It should be acknowledged that the UK mortgage industry has "failed a significant minority," FSA director general of supervision Jon Pain has said.
Addressing the mortgage industry at the Council of Mortgage Lenders' Annual Conference last week, Mr Pain said that while the mortgage market worked well for many people, it needs stricter supervision and tighter regulations so that it works for all borrowers.
"Therefore, the priority must be to move towards a market that is flexible, sustainable for all and works for consumers," he said, referring to new proposals recently laid out by the FSA. Mr Pain said that the proposed changes illustrate the FSA's "bolder approach to regulation, the importance of intensive supervision focused on outcomes, and its commitment to restore confidence in financial markets, to protect consumers and reduce financial crime."
The new proposals include doing away with self-certification mortgages – a strong contributor to homeowners falling into arrears once the credit crisis struck; lenders will have to carry out stricter affordability tests to ensure that potential borrowers can afford to repay the mortgage.
Before the credit crisis, it was common practice for self-cert mortgage customers to attain a home loan with little proof of income or evidence that they could afford to take on the debt.

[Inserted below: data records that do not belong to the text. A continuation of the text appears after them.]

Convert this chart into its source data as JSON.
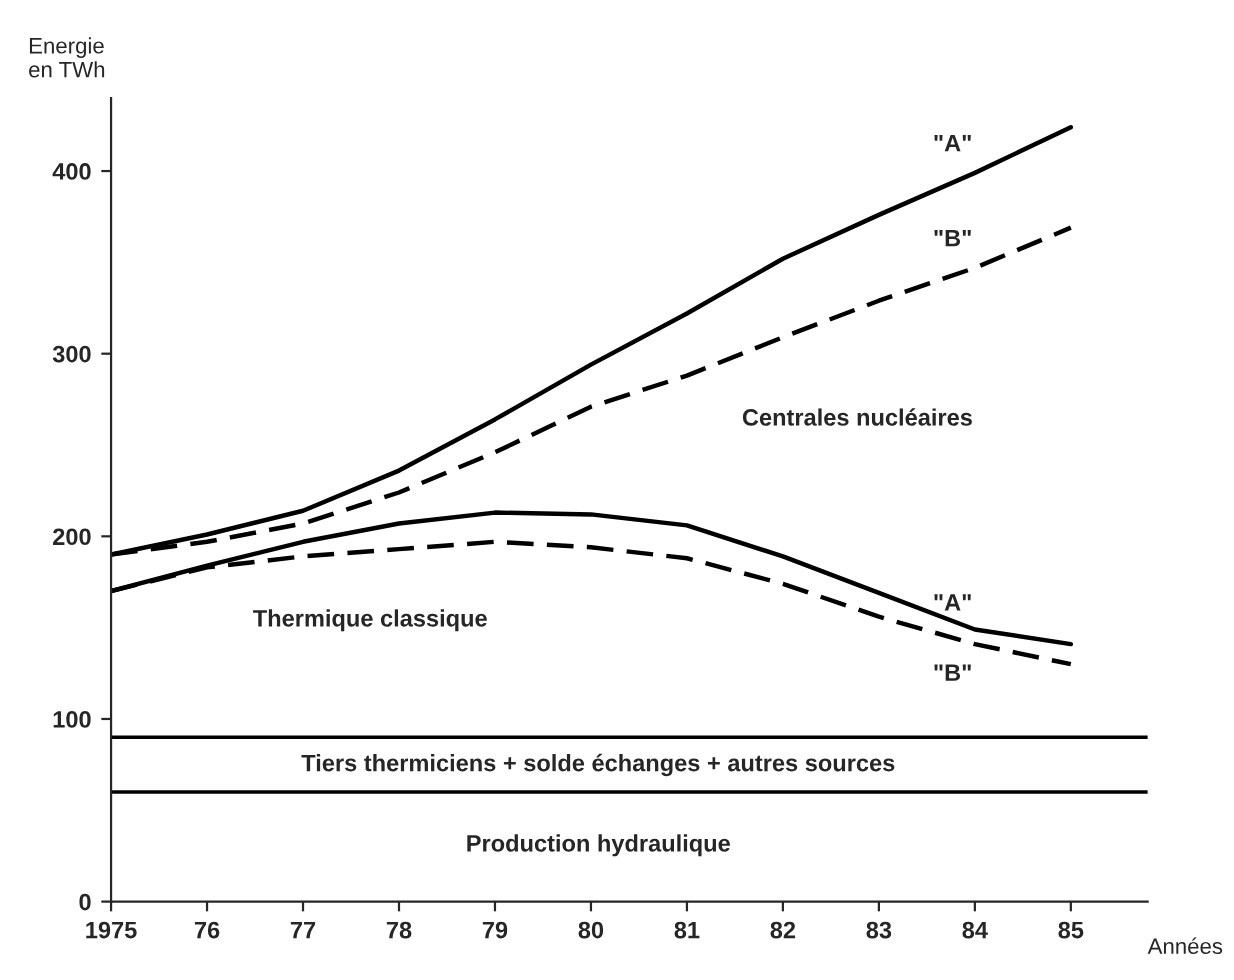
{
  "chart_data": {
    "type": "line",
    "ylabel": "Energie\nen TWh",
    "xlabel": "Années",
    "x": [
      1975,
      1976,
      1977,
      1978,
      1979,
      1980,
      1981,
      1982,
      1983,
      1984,
      1985
    ],
    "series": [
      {
        "name": "\"A\"",
        "color": "#000000",
        "line_style": "solid",
        "values": [
          190,
          201,
          214,
          236,
          264,
          294,
          322,
          352,
          376,
          399,
          424
        ]
      },
      {
        "name": "\"B\"",
        "color": "#000000",
        "line_style": "dashed",
        "values": [
          190,
          197,
          207,
          224,
          246,
          271,
          288,
          309,
          329,
          347,
          369
        ]
      },
      {
        "name": "\"A\"",
        "color": "#000000",
        "line_style": "solid",
        "values": [
          170,
          184,
          197,
          207,
          213,
          212,
          206,
          189,
          169,
          149,
          141
        ]
      },
      {
        "name": "\"B\"",
        "color": "#000000",
        "line_style": "dashed",
        "values": [
          170,
          183,
          189,
          193,
          197,
          194,
          188,
          174,
          156,
          141,
          130
        ]
      }
    ],
    "ref_lines": [
      {
        "axis": "y",
        "value": 90,
        "color": "#000000"
      },
      {
        "axis": "y",
        "value": 60,
        "color": "#000000"
      }
    ],
    "annotations": [
      "Centrales nucléaires",
      "Thermique classique",
      "Tiers thermiciens + solde échanges + autres sources",
      "Production hydraulique"
    ],
    "xlim": [
      1975,
      1985.8
    ],
    "ylim": [
      0,
      440
    ],
    "xticks": [
      1975,
      {
        "value": 1976,
        "label": "76"
      },
      {
        "value": 1977,
        "label": "77"
      },
      {
        "value": 1978,
        "label": "78"
      },
      {
        "value": 1979,
        "label": "79"
      },
      {
        "value": 1980,
        "label": "80"
      },
      {
        "value": 1981,
        "label": "81"
      },
      {
        "value": 1982,
        "label": "82"
      },
      {
        "value": 1983,
        "label": "83"
      },
      {
        "value": 1984,
        "label": "84"
      },
      {
        "value": 1985,
        "label": "85"
      }
    ],
    "yticks": [
      0,
      100,
      200,
      300,
      400
    ],
    "grid": false,
    "legend": false
  }
}
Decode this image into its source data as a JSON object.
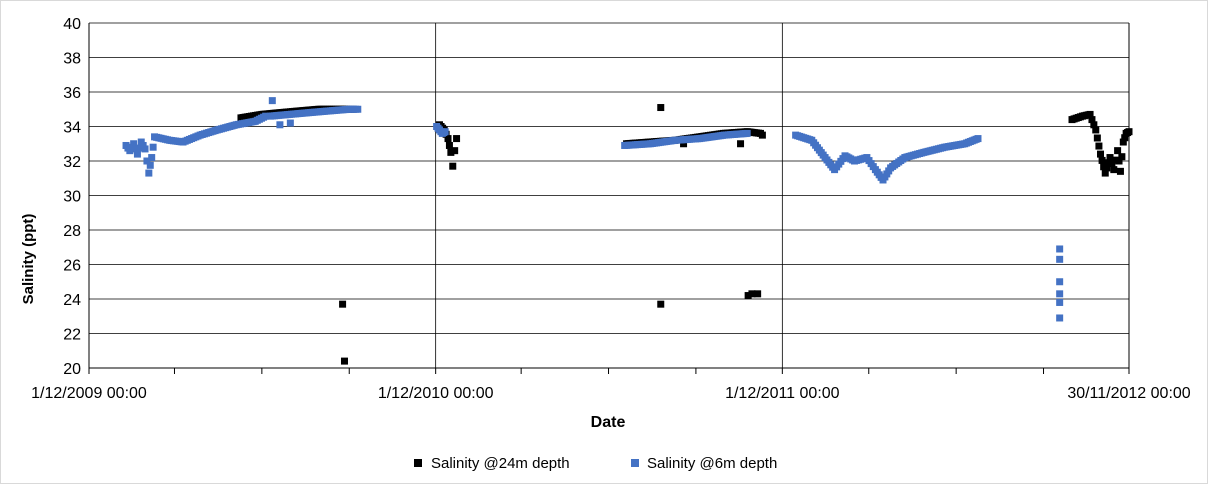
{
  "chart_data": {
    "type": "scatter",
    "title": "",
    "xlabel": "Date",
    "ylabel": "Salinity (ppt)",
    "ylim": [
      20,
      40
    ],
    "yticks": [
      20,
      22,
      24,
      26,
      28,
      30,
      32,
      34,
      36,
      38,
      40
    ],
    "ytick_labels": [
      "20",
      "22",
      "24",
      "26",
      "28",
      "30",
      "32",
      "34",
      "36",
      "38",
      "40"
    ],
    "xlim": [
      "2009-12-01",
      "2012-11-30"
    ],
    "xtick_labels": [
      {
        "date": "2009-12-01",
        "label": "1/12/2009 00:00"
      },
      {
        "date": "2010-12-01",
        "label": "1/12/2010 00:00"
      },
      {
        "date": "2011-12-01",
        "label": "1/12/2011 00:00"
      },
      {
        "date": "2012-11-30",
        "label": "30/11/2012 00:00"
      }
    ],
    "grid": {
      "horizontal": true,
      "vertical_at_labeled_dates": true
    },
    "legend_position": "bottom",
    "series": [
      {
        "name": "Salinity @24m depth",
        "color": "#000000",
        "marker": "square",
        "segments": [
          [
            [
              "2010-05-10",
              34.5
            ],
            [
              "2010-06-01",
              34.7
            ],
            [
              "2010-06-20",
              34.8
            ],
            [
              "2010-07-10",
              34.9
            ],
            [
              "2010-07-31",
              35.0
            ],
            [
              "2010-08-20",
              35.0
            ],
            [
              "2010-09-05",
              35.0
            ]
          ],
          [
            [
              "2010-12-05",
              34.1
            ],
            [
              "2010-12-10",
              33.8
            ],
            [
              "2010-12-14",
              33.3
            ],
            [
              "2010-12-17",
              32.5
            ],
            [
              "2010-12-19",
              31.7
            ],
            [
              "2010-12-21",
              32.6
            ],
            [
              "2010-12-23",
              33.3
            ]
          ],
          [
            [
              "2011-06-20",
              33.0
            ],
            [
              "2011-07-15",
              33.1
            ],
            [
              "2011-08-10",
              33.2
            ],
            [
              "2011-09-05",
              33.4
            ],
            [
              "2011-09-30",
              33.6
            ],
            [
              "2011-10-25",
              33.7
            ],
            [
              "2011-11-08",
              33.6
            ]
          ],
          [
            [
              "2012-10-01",
              34.4
            ],
            [
              "2012-10-12",
              34.6
            ],
            [
              "2012-10-20",
              34.7
            ],
            [
              "2012-10-26",
              33.8
            ],
            [
              "2012-10-31",
              32.4
            ],
            [
              "2012-11-05",
              31.3
            ],
            [
              "2012-11-10",
              32.2
            ],
            [
              "2012-11-14",
              31.5
            ],
            [
              "2012-11-18",
              32.6
            ],
            [
              "2012-11-21",
              31.4
            ],
            [
              "2012-11-24",
              33.1
            ],
            [
              "2012-11-27",
              33.6
            ],
            [
              "2012-11-30",
              33.7
            ]
          ]
        ],
        "points": [
          [
            "2010-08-25",
            23.7
          ],
          [
            "2010-08-27",
            20.4
          ],
          [
            "2011-07-26",
            35.1
          ],
          [
            "2011-07-26",
            23.7
          ],
          [
            "2011-08-19",
            33.0
          ],
          [
            "2011-10-18",
            33.0
          ],
          [
            "2011-10-26",
            24.2
          ],
          [
            "2011-10-30",
            24.3
          ],
          [
            "2011-11-05",
            24.3
          ],
          [
            "2011-11-10",
            33.5
          ]
        ]
      },
      {
        "name": "Salinity @6m depth",
        "color": "#4472C4",
        "marker": "square",
        "segments": [
          [
            [
              "2010-01-09",
              32.9
            ],
            [
              "2010-01-13",
              32.6
            ],
            [
              "2010-01-17",
              33.0
            ],
            [
              "2010-01-21",
              32.4
            ],
            [
              "2010-01-25",
              33.1
            ],
            [
              "2010-01-29",
              32.7
            ],
            [
              "2010-02-02",
              31.3
            ],
            [
              "2010-02-05",
              32.2
            ],
            [
              "2010-02-08",
              33.4
            ],
            [
              "2010-02-24",
              33.2
            ],
            [
              "2010-03-10",
              33.1
            ],
            [
              "2010-03-28",
              33.5
            ],
            [
              "2010-04-15",
              33.8
            ],
            [
              "2010-05-05",
              34.1
            ],
            [
              "2010-05-25",
              34.3
            ],
            [
              "2010-06-05",
              34.6
            ]
          ],
          [
            [
              "2010-06-10",
              34.6
            ],
            [
              "2010-06-30",
              34.7
            ],
            [
              "2010-07-20",
              34.8
            ],
            [
              "2010-08-10",
              34.9
            ],
            [
              "2010-09-01",
              35.0
            ],
            [
              "2010-09-10",
              35.0
            ]
          ],
          [
            [
              "2010-12-02",
              34.0
            ],
            [
              "2010-12-05",
              33.8
            ],
            [
              "2010-12-08",
              33.6
            ],
            [
              "2010-12-11",
              33.7
            ]
          ],
          [
            [
              "2011-06-18",
              32.9
            ],
            [
              "2011-07-15",
              33.0
            ],
            [
              "2011-08-10",
              33.2
            ],
            [
              "2011-09-05",
              33.3
            ],
            [
              "2011-10-01",
              33.5
            ],
            [
              "2011-10-25",
              33.6
            ]
          ],
          [
            [
              "2011-12-15",
              33.5
            ],
            [
              "2012-01-01",
              33.2
            ],
            [
              "2012-01-15",
              32.2
            ],
            [
              "2012-01-25",
              31.5
            ],
            [
              "2012-02-05",
              32.3
            ],
            [
              "2012-02-15",
              32.0
            ],
            [
              "2012-02-28",
              32.2
            ],
            [
              "2012-03-08",
              31.5
            ],
            [
              "2012-03-16",
              30.9
            ],
            [
              "2012-03-24",
              31.6
            ],
            [
              "2012-04-08",
              32.2
            ],
            [
              "2012-04-28",
              32.5
            ],
            [
              "2012-05-20",
              32.8
            ],
            [
              "2012-06-10",
              33.0
            ],
            [
              "2012-06-24",
              33.3
            ]
          ]
        ],
        "points": [
          [
            "2010-06-12",
            35.5
          ],
          [
            "2010-06-20",
            34.1
          ],
          [
            "2010-07-01",
            34.2
          ],
          [
            "2012-09-18",
            26.9
          ],
          [
            "2012-09-18",
            26.3
          ],
          [
            "2012-09-18",
            25.0
          ],
          [
            "2012-09-18",
            24.3
          ],
          [
            "2012-09-18",
            23.8
          ],
          [
            "2012-09-18",
            22.9
          ]
        ]
      }
    ]
  }
}
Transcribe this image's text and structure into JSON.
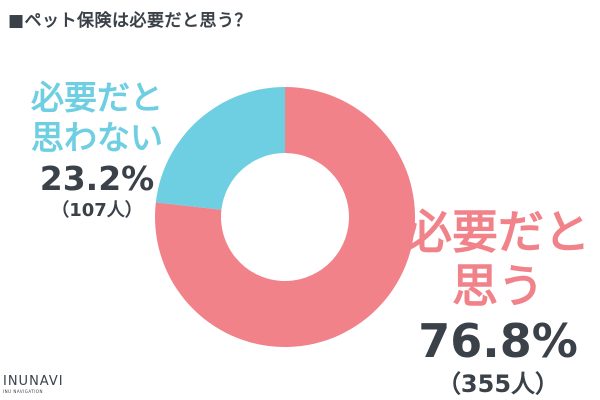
{
  "chart_data": {
    "type": "pie",
    "title": "■ペット保険は必要だと思う？",
    "slices": [
      {
        "label_lines": [
          "必要だと",
          "思う"
        ],
        "percent_label": "76.8%",
        "count_label": "（355人）",
        "value": 76.8,
        "count": 355,
        "color": "#f1828a"
      },
      {
        "label_lines": [
          "必要だと",
          "思わない"
        ],
        "percent_label": "23.2%",
        "count_label": "（107人）",
        "value": 23.2,
        "count": 107,
        "color": "#6ecfe2"
      }
    ]
  },
  "logo": {
    "text": "INUNAVI",
    "subtext": "INU NAVIGATION"
  }
}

In response to some criticism from members of the mortgage industry aimed at the new proposals, Mr Pain said: "It is not the FSA's intention to penalise ‘non-banks' or to stifle competition but it is looking to curb the particularly high-risk lending strategies that led to significantly higher mortgage arrears levels."
Furthermore, the FSA will be consulting in the New Year on tightening its conduct of business rules on arrears handling, he added.
In conclusion, Mr Pain elaborated: "Just as a house requires solid foundations to be long lasting, mortgages need to be based on a proper assessment of affordability if we are to have a sustainable market. Everyone who takes out a mortgage should be able to repay it – they should have some evidence that they can repay it and lenders should take note of that evidence.
"We want lenders to get back to the basics of responsible lending and we will continue to push the industry where we find firms are not treating their customers fairly."